Using motion analysis in isolation may remove the user from the context of the operating theatre. As surgical competence is multimodal, it is important that assessment is not only based on specific outcomes (such as dexterity) but also global outcomes, such as task accuracy and outcome. This is made possible through the dual application of motion analysis alongside global checklists [e.g. Global Operative Assessment of Laparoscopic Skills (GOALS) and Objective Structured Assessment of Technical Skills (OSATS)] [41]. Furthermore, procedure-specific rating scales have also been developed to assess specific technical aspects of different operations, including LC [42] and Nissen fundoplication [43]. Using these systems, assessment can either occur “live”, whilst a trainee is undertaking a specific task [44]. Several studies included in this review included global rating scores, which were found to correlate with motion analysis metrics [18, 31, 35].

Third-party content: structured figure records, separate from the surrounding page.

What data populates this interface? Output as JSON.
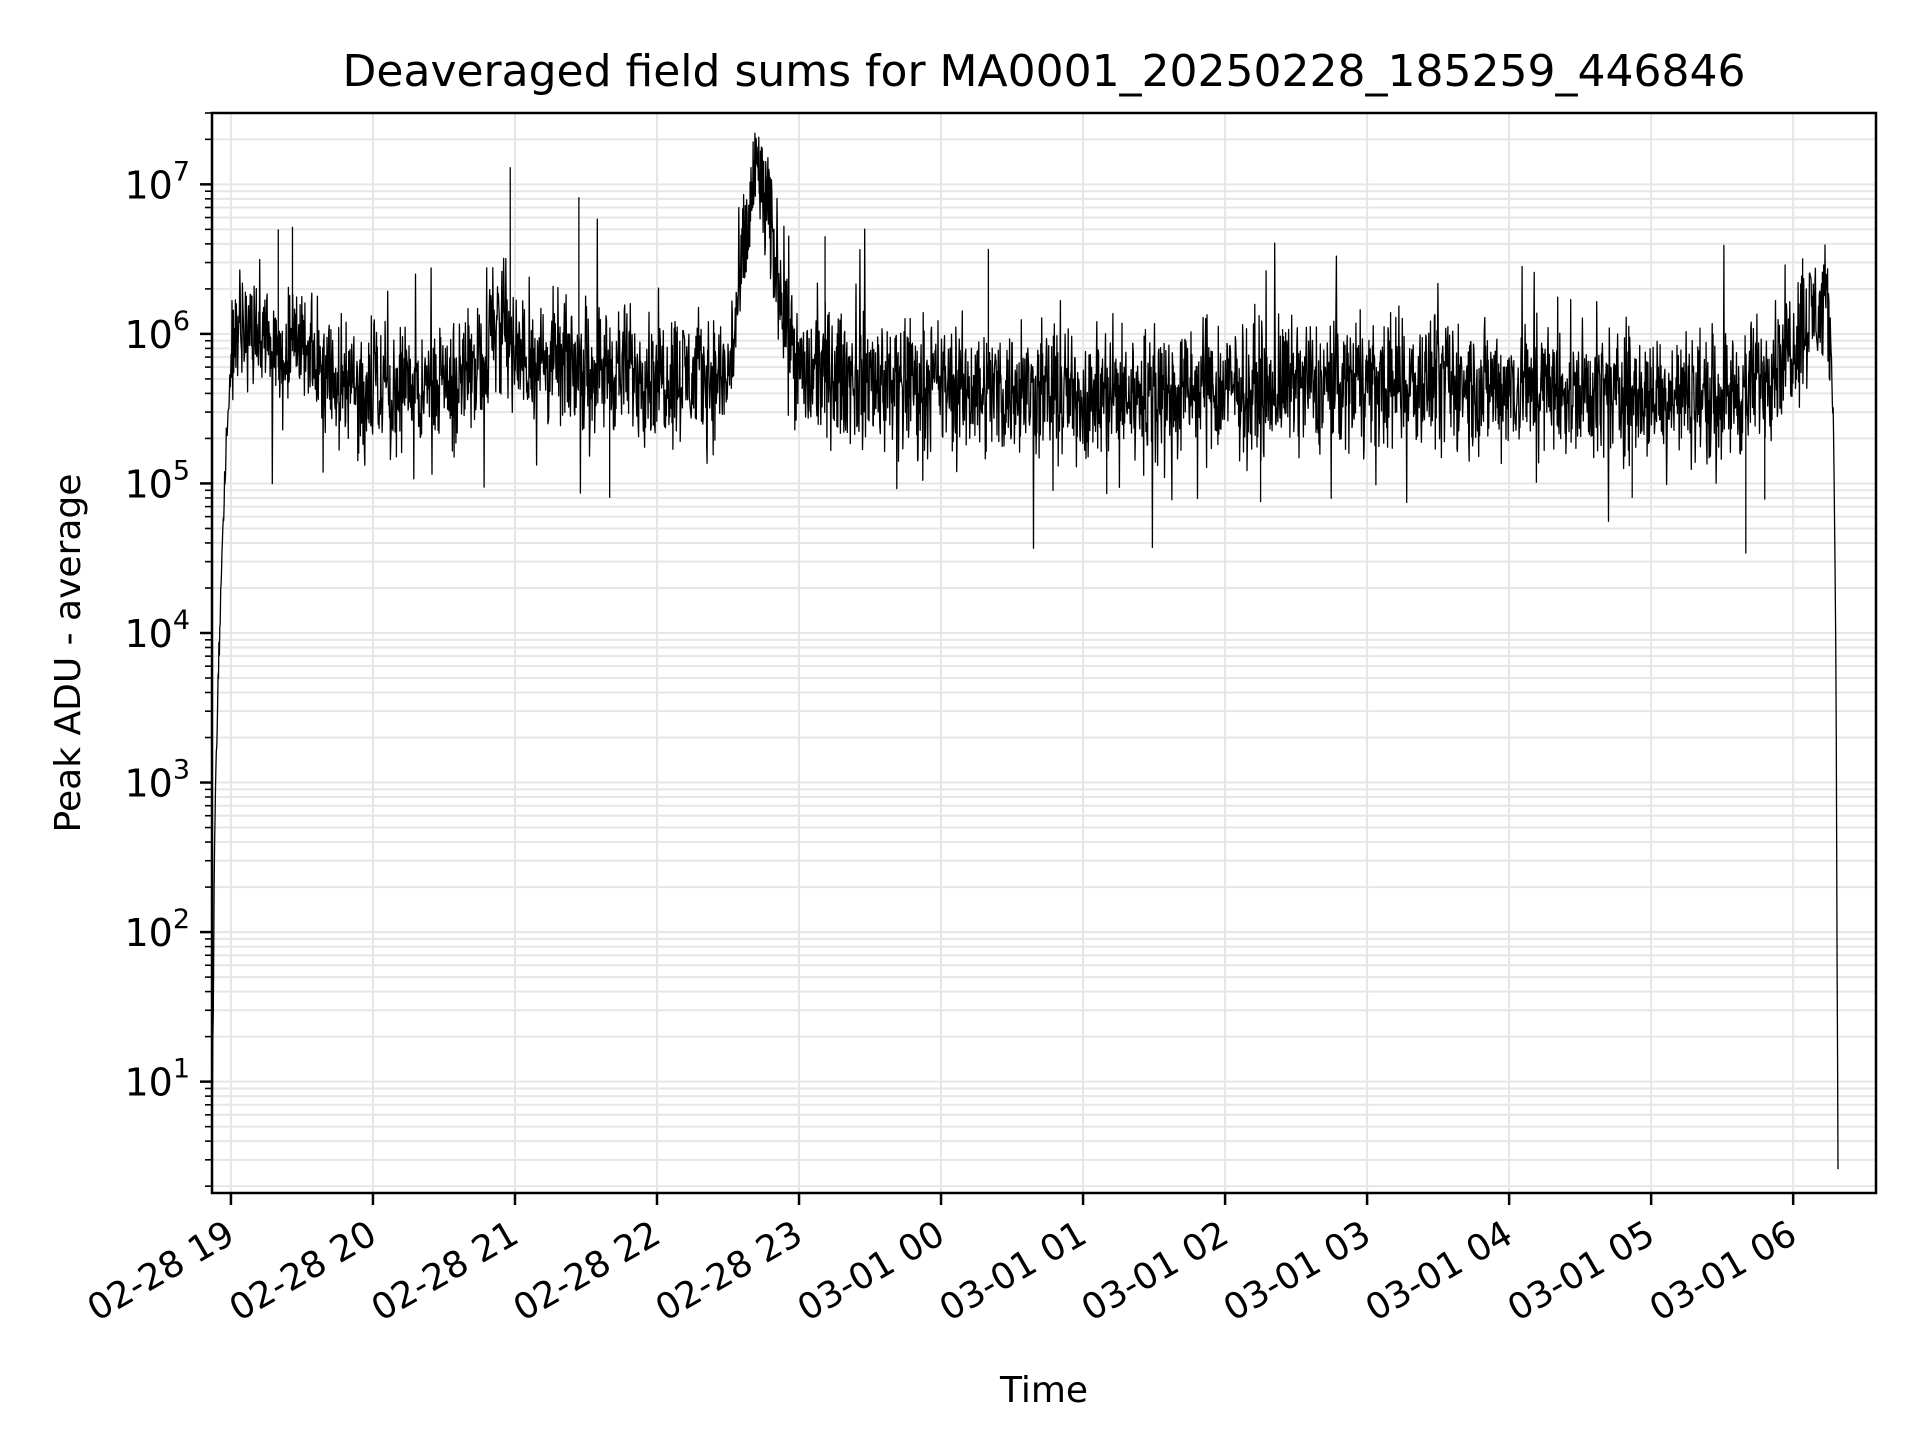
{
  "chart_data": {
    "type": "line",
    "title": "Deaveraged field sums for MA0001_20250228_185259_446846",
    "xlabel": "Time",
    "ylabel": "Peak ADU - average",
    "yscale": "log",
    "ylim": [
      1.8,
      30000000
    ],
    "xlim": [
      "2025-02-28 18:52",
      "2025-03-01 06:35"
    ],
    "grid": true,
    "x_ticks": [
      {
        "time": "2025-02-28 19:00",
        "label": "02-28 19"
      },
      {
        "time": "2025-02-28 20:00",
        "label": "02-28 20"
      },
      {
        "time": "2025-02-28 21:00",
        "label": "02-28 21"
      },
      {
        "time": "2025-02-28 22:00",
        "label": "02-28 22"
      },
      {
        "time": "2025-02-28 23:00",
        "label": "02-28 23"
      },
      {
        "time": "2025-03-01 00:00",
        "label": "03-01 00"
      },
      {
        "time": "2025-03-01 01:00",
        "label": "03-01 01"
      },
      {
        "time": "2025-03-01 02:00",
        "label": "03-01 02"
      },
      {
        "time": "2025-03-01 03:00",
        "label": "03-01 03"
      },
      {
        "time": "2025-03-01 04:00",
        "label": "03-01 04"
      },
      {
        "time": "2025-03-01 05:00",
        "label": "03-01 05"
      },
      {
        "time": "2025-03-01 06:00",
        "label": "03-01 06"
      }
    ],
    "y_ticks": [
      {
        "value": 10,
        "base": "10",
        "exp": "1"
      },
      {
        "value": 100,
        "base": "10",
        "exp": "2"
      },
      {
        "value": 1000,
        "base": "10",
        "exp": "3"
      },
      {
        "value": 10000,
        "base": "10",
        "exp": "4"
      },
      {
        "value": 100000,
        "base": "10",
        "exp": "5"
      },
      {
        "value": 1000000,
        "base": "10",
        "exp": "6"
      },
      {
        "value": 10000000,
        "base": "10",
        "exp": "7"
      }
    ],
    "series": [
      {
        "color": "#000000",
        "points": [
          {
            "t": "2025-02-28 18:52",
            "y": 3
          },
          {
            "t": "2025-02-28 18:53",
            "y": 300
          },
          {
            "t": "2025-02-28 18:54",
            "y": 2000
          },
          {
            "t": "2025-02-28 18:55",
            "y": 8000
          },
          {
            "t": "2025-02-28 18:56",
            "y": 20000
          },
          {
            "t": "2025-02-28 18:57",
            "y": 80000
          },
          {
            "t": "2025-02-28 18:58",
            "y": 180000
          },
          {
            "t": "2025-02-28 19:00",
            "y": 700000
          },
          {
            "t": "2025-02-28 19:10",
            "y": 1200000
          },
          {
            "t": "2025-02-28 19:20",
            "y": 600000
          },
          {
            "t": "2025-02-28 19:30",
            "y": 900000
          },
          {
            "t": "2025-02-28 19:40",
            "y": 500000
          },
          {
            "t": "2025-02-28 20:00",
            "y": 450000
          },
          {
            "t": "2025-02-28 20:20",
            "y": 400000
          },
          {
            "t": "2025-02-28 20:40",
            "y": 500000
          },
          {
            "t": "2025-02-28 20:55",
            "y": 1500000
          },
          {
            "t": "2025-02-28 21:00",
            "y": 700000
          },
          {
            "t": "2025-02-28 21:30",
            "y": 600000
          },
          {
            "t": "2025-02-28 22:00",
            "y": 550000
          },
          {
            "t": "2025-02-28 22:30",
            "y": 500000
          },
          {
            "t": "2025-02-28 22:42",
            "y": 14000000
          },
          {
            "t": "2025-02-28 23:00",
            "y": 550000
          },
          {
            "t": "2025-03-01 00:00",
            "y": 450000
          },
          {
            "t": "2025-03-01 01:00",
            "y": 380000
          },
          {
            "t": "2025-03-01 02:00",
            "y": 420000
          },
          {
            "t": "2025-03-01 03:00",
            "y": 480000
          },
          {
            "t": "2025-03-01 04:00",
            "y": 450000
          },
          {
            "t": "2025-03-01 05:00",
            "y": 380000
          },
          {
            "t": "2025-03-01 05:40",
            "y": 400000
          },
          {
            "t": "2025-03-01 06:00",
            "y": 900000
          },
          {
            "t": "2025-03-01 06:10",
            "y": 1500000
          },
          {
            "t": "2025-03-01 06:15",
            "y": 1300000
          },
          {
            "t": "2025-03-01 06:17",
            "y": 300000
          },
          {
            "t": "2025-03-01 06:18",
            "y": 10000
          },
          {
            "t": "2025-03-01 06:19",
            "y": 2
          }
        ],
        "spikes": [
          {
            "t": "2025-02-28 19:20",
            "y": 5000000
          },
          {
            "t": "2025-02-28 19:26",
            "y": 5200000
          },
          {
            "t": "2025-02-28 20:58",
            "y": 13000000
          },
          {
            "t": "2025-02-28 21:27",
            "y": 8200000
          },
          {
            "t": "2025-02-28 22:41",
            "y": 14500000
          },
          {
            "t": "2025-02-28 22:43",
            "y": 13000000
          },
          {
            "t": "2025-02-28 23:11",
            "y": 4500000
          },
          {
            "t": "2025-03-01 00:20",
            "y": 3700000
          },
          {
            "t": "2025-03-01 06:04",
            "y": 3200000
          },
          {
            "t": "2025-02-28 21:40",
            "y": 80000
          },
          {
            "t": "2025-03-01 01:10",
            "y": 85000
          },
          {
            "t": "2025-03-01 02:15",
            "y": 75000
          },
          {
            "t": "2025-03-01 05:40",
            "y": 34000
          },
          {
            "t": "2025-03-01 04:52",
            "y": 80000
          },
          {
            "t": "2025-03-01 05:48",
            "y": 78000
          }
        ]
      }
    ]
  }
}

It has been suggested that surgery is 75 % decision-making and 25 % dexterity [45]. While motion analysis may provide a promising tool to assess dexterity, it cannot provide information on the numerous attributes that contribute to the other three-quarters of a good surgeon’s skill set. Further work is needed to correlate motion analysis against similarly validated measurements of surgical decision-making in different scenarios.

Conclusions

We have demonstrated that there is evidence validating the use of motion analysis to assess laparoscopic skill. The most valid metrics appear to be time, path length and number of hand movements. More work is needed to establish predictive validity for each of these metrics. Future work should concentrate on the conversion of motion analysis data into competency-based scores or indices for trainee feedback.